One of the most recent instances of the campaign’s use of “rent-a-crowds” came in the Dominican Day Parade on August 11. In that event, actors were paid $15 an hour to provide enthusiastic backing for the candidate.
Crowds on Demand did not comment, but Weiner spokeswoman Barbara Morgan told the Post that they had “never heard of this company and certainly never used them.”
“We are proud we’ve always had the biggest and most fired-up crowds,” she also said. “That’s enthusiasm the other campaigns just can’t buy.”
The Post’s source, however, said that the Santa Monica-based Crowds on Demand was tasked with providing people who could act as if they were “either supporters or people who met him and became supporters as a result of that encounter.” Besides bolstering the number of existing supporters, the goal was apparently also to show that people skeptical of his candidacy would be convinced by meeting and talking to him.
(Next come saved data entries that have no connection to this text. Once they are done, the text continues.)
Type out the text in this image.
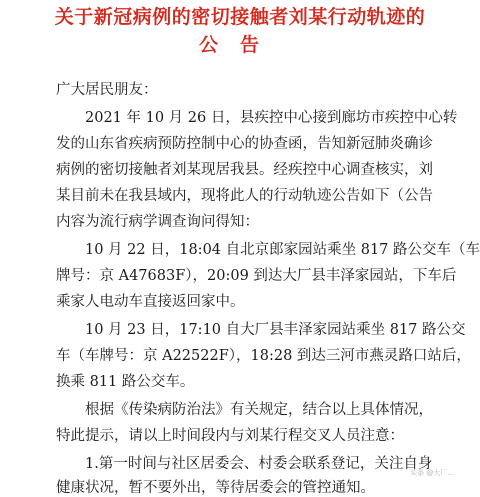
关于新冠病例的密切接触者刘某行动轨迹的
公告
广大居民朋友：
　　2021 年 10 月 26 日，县疾控中心接到廊坊市疾控中心转
发的山东省疾病预防控制中心的协查函，告知新冠肺炎确诊
病例的密切接触者刘某现居我县。经疾控中心调查核实，刘
某目前未在我县域内，现将此人的行动轨迹公告如下（公告
内容为流行病学调查询问得知：
　　10 月 22 日，18:04 自北京郎家园站乘坐 817 路公交车（车
牌号：京 A47683F），20:09 到达大厂县丰泽家园站，下车后
乘家人电动车直接返回家中。
　　10 月 23 日，17:10 自大厂县丰泽家园站乘坐 817 路公交
车（车牌号：京 A22522F），18:28 到达三河市燕灵路口站后，
换乘 811 路公交车。
　　根据《传染病防治法》有关规定，结合以上具体情况，
特此提示，请以上时间段内与刘某行程交叉人员注意：
　　1.第一时间与社区居委会、村委会联系登记，关注自身
健康状况，暂不要外出，等待居委会的管控通知。
头条 @大厂...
Weiner could use the show of support given that he’s gone from frontrunner to fourth place in the crowded mayoral field in less than a month, according to the most recent poll from Quinnipiac University. New York City Public Advocate Bill de Blasio has the backing of 36% of likely Democratic voters, while only 8% say they would vote for Weiner. A month ago, Weiner was sitting at 26% and de Blasio 15%, showing just how much the race has flipped in such a short time period.
After the report was published Wednesday morning, Weiner tweeted that it was a hoax and questioned whether the Post would retract its story.